I am trying to find the solution to the following equation, $\epsilon x^3 -x^2 +x-\epsilon^{\frac{1}{2}}=0$, for the first two non-zero solutions as $\epsilon \to 0^+$.
I have used the principal of dominant balance (by a Kruskal Newton Graph) to find that my ansatz should be of the form $x(\epsilon)=\dfrac{z(\epsilon)}{\epsilon^\alpha}$ where $\alpha=0,\dfrac{1}{2},1$.
Now if we substitute these into our equation we get, for each $\alpha$:
$\alpha=0 : \ \epsilon x^3 -x^2 +x-\epsilon^{\frac{1}{2}}=0 $ - noting $x=z$;
$\alpha=\dfrac{1}{2}: z\epsilon^{\frac{1}{2}}-z^2+z\epsilon^\frac{1}{2}-\epsilon^\frac{3}{2}$;
$\alpha=1: \ z^3-z^2+z\epsilon-\epsilon^\frac{1}{2}$.
Now it is clear that if we perturb our equations in the form $z(\epsilon)=z_0+\epsilon z_1 +...$ then we have, for $\alpha=0 \ \& \ 1$, an $\epsilon^\frac{1}{2}$ term which can only be equated to zero. Does this mean that we do not have a valid solution for these choices of $\alpha$?
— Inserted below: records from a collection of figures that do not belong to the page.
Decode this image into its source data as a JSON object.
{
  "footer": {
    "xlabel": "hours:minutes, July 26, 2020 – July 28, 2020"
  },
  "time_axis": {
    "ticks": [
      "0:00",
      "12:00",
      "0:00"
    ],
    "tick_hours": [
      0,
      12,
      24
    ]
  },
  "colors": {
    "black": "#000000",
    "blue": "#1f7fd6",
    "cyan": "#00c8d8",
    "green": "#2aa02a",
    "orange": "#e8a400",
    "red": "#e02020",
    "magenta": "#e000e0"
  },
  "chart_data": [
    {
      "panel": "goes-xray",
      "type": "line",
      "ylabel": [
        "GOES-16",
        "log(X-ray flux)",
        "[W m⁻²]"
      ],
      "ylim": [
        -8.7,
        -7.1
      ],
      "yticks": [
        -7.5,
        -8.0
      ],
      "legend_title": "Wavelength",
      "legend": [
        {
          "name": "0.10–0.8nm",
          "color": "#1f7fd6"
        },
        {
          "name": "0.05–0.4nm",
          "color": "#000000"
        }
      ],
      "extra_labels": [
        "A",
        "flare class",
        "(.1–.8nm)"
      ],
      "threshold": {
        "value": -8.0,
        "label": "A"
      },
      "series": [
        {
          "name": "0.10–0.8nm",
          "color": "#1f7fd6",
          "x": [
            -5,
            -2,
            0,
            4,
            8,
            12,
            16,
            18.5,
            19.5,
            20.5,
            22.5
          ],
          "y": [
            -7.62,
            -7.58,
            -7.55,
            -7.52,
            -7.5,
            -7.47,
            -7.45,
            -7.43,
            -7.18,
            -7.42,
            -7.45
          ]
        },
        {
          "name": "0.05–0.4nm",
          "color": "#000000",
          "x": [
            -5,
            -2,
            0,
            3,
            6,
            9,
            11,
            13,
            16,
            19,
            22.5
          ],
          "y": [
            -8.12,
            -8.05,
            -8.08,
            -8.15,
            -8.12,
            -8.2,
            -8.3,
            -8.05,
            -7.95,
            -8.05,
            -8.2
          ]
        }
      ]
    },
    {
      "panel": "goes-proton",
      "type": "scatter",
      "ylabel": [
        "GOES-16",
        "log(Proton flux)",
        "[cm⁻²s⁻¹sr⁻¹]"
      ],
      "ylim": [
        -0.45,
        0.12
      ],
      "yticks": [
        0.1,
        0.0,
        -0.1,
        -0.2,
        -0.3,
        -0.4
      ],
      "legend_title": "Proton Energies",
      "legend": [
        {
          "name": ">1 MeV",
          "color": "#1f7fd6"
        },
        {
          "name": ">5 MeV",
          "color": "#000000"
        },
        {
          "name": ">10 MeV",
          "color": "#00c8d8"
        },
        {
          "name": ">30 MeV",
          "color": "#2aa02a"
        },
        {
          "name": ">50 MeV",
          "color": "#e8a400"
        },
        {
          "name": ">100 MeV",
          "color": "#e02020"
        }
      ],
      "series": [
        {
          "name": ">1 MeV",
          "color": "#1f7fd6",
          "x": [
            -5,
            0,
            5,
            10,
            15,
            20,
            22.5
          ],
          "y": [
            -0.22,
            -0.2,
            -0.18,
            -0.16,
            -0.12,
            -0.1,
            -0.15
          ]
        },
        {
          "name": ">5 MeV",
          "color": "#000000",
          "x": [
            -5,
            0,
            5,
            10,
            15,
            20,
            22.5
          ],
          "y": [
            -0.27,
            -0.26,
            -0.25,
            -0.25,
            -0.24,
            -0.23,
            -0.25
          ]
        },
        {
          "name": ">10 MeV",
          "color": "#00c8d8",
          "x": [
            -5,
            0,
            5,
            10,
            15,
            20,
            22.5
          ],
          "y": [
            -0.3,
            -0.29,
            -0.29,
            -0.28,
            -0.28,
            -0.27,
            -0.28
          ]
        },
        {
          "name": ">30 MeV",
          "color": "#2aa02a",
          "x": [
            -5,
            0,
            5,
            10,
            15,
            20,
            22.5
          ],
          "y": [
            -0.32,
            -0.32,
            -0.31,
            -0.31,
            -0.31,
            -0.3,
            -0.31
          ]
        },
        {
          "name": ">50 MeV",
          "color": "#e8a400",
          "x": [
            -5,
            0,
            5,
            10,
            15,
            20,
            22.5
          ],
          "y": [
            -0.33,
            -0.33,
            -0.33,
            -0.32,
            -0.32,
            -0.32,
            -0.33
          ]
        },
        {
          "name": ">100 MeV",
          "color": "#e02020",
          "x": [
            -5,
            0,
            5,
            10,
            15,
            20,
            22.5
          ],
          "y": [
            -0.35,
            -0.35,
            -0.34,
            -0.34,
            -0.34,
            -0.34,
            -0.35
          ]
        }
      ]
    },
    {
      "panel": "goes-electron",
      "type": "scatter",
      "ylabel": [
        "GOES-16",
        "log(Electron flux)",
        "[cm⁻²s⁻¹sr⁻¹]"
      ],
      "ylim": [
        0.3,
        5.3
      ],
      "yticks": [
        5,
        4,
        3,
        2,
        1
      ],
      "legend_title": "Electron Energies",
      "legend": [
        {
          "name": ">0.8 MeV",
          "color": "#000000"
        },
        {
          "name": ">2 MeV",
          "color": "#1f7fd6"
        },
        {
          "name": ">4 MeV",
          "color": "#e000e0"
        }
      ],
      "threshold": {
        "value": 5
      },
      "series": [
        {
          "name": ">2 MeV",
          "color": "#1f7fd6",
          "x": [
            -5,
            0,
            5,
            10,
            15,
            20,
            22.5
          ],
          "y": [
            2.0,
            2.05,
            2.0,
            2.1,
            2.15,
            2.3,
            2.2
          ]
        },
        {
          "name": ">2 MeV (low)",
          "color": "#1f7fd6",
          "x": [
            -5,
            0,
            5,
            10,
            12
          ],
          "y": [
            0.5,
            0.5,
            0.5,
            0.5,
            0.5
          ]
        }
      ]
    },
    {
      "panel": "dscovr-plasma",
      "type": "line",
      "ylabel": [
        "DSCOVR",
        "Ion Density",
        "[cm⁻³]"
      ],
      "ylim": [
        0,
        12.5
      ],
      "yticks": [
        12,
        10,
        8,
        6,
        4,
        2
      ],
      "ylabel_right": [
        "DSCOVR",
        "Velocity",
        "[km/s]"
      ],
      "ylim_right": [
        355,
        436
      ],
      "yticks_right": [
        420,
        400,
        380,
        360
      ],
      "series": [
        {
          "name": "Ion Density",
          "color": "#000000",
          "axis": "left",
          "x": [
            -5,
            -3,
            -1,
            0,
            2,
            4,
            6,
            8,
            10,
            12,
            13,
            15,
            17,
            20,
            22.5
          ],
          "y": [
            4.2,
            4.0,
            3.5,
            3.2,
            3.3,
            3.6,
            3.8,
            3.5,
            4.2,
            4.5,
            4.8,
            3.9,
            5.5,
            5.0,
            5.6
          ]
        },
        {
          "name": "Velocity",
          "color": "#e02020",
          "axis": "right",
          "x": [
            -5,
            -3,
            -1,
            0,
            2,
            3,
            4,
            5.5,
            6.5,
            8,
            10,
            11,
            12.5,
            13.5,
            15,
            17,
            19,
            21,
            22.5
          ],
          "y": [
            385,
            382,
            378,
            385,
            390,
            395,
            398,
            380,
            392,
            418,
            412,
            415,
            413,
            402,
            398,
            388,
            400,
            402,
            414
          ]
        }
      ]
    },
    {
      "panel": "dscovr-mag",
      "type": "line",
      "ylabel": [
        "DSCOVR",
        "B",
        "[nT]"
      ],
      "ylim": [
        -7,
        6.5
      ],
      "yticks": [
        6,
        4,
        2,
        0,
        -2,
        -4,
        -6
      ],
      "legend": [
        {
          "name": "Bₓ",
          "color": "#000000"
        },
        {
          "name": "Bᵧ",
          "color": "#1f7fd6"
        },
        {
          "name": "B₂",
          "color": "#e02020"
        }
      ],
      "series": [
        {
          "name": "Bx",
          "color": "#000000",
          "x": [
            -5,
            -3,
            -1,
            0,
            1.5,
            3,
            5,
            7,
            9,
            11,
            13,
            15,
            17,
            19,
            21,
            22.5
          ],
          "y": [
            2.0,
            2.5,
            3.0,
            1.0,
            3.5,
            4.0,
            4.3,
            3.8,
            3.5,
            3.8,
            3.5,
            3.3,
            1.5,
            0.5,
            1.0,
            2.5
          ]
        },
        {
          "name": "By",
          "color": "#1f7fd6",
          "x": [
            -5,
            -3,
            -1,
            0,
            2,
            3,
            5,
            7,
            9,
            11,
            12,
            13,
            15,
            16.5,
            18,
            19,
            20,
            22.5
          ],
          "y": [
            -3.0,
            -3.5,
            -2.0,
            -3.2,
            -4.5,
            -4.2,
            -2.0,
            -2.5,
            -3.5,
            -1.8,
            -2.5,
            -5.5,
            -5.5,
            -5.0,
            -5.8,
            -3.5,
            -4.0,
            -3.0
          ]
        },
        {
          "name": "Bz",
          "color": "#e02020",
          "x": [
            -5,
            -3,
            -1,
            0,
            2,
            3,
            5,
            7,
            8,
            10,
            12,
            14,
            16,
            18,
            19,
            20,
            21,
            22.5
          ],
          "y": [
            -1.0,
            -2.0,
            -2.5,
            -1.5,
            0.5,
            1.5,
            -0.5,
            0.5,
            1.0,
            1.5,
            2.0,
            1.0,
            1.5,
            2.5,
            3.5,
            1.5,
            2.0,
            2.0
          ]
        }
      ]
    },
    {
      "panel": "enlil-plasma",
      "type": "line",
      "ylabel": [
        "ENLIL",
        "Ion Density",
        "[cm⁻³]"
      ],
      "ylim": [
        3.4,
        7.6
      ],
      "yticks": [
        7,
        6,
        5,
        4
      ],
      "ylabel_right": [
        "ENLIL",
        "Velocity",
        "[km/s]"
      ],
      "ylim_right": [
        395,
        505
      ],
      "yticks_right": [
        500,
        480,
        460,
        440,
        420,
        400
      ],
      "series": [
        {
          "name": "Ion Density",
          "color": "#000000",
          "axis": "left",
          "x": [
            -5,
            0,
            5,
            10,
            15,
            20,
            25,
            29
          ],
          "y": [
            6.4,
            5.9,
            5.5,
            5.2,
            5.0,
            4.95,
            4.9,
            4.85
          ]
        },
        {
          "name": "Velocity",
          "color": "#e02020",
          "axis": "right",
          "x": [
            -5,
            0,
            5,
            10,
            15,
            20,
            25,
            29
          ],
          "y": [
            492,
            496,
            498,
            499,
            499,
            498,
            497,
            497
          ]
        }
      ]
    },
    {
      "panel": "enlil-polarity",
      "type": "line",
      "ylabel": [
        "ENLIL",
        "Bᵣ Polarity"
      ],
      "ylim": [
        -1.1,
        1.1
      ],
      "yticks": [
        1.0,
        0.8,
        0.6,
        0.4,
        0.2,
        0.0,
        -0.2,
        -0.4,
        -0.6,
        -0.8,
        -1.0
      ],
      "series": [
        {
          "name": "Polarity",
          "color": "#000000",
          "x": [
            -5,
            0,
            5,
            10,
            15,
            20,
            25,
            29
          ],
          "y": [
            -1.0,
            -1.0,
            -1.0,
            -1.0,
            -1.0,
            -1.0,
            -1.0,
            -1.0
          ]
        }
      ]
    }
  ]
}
Whereas, if we consider $\alpha=\dfrac{1}{2}$ then we have an equation of the form: $(z_0+\epsilon z_1)^3\epsilon^\frac{1}{2} -(z_0+\epsilon z_1)^2 +(z_0+\epsilon z_1)\epsilon^\frac{1}{2}-\epsilon^\frac{3}{2}=0$ whose coefficients can all be equated, thus valid solutions.
As a result is the only case where we can find solutions at $\alpha=\dfrac{1}{2}$?
Your original equation is $$\epsilon x^3 -x^2 +x-\epsilon^{\frac{1}{2}}=0. \tag1$$ To simplify a bit we define $\, \delta := \sqrt{\epsilon}.\,$ The equation now becomes $$ \delta^2 x^3 - x^2 + x - \delta = 0. \tag2$$
For any $\, \delta \ne 0, \,$ there are three rots of the cubic. If we try a small value for $\, \delta, \,$ such as $\, \delta = 0.01, \,$ the three roots are easily determined to be approximately $$ x_1 \approx \delta + \delta^2, \quad x_2 \approx 1 - \delta, \quad x_3 \approx \delta^{-2} - 1. \tag3$$
It is now easy to find further terms of the Puiseux series expansions. Note that for any $\, \epsilon>0, \,$ there are two values for its square root $\, \delta,\,$ and this gives six roots of equation $\,(1)\,$ since its roots in terms of $\, \delta \,$ are different if we take the negative square root.
You may be interested in ways to increase precision of approximations to the roots. For example, for the root $\,x_1,\,$ the function $\, f_1(t) := \delta + t^2 - \delta^2t^3 \,$ has $\,x_1\,$ as a fixed point. Using iteration we get the sequence of approximations to $\,x_1\,$ as follows: $$ \delta + O(\delta^2) \, \mapsto \, \delta + \delta^2 + O(\delta^3) \, \mapsto \, \delta + \delta^2 + 2\delta^3 + O(\delta^4) \, \dots. $$
Similarly, for the root $\,x_2,\,$ the function $\, f_2(t) := (1+\sqrt{1 - 4\delta + 4\delta^2 t^3})/2 \,$ has $\,x_2\,$ as a fixed point. Using iteration we get the sequence of approximations to $\,x_2\,$ as follows: $$ 1 + O(\delta) \, \mapsto \, 1 - \delta + O(\delta^3) \, \mapsto \, 1 - \delta - 3 \delta^3 - 3\delta^4 + O(\delta^5) \, \dots.$$
The remaining root $\, x_3 = \delta^{-2} - x_1 - x_2 = \delta^{-2} - 1 - \delta^2 + \delta^3 - 2\delta^4 + O(\delta^5). \,$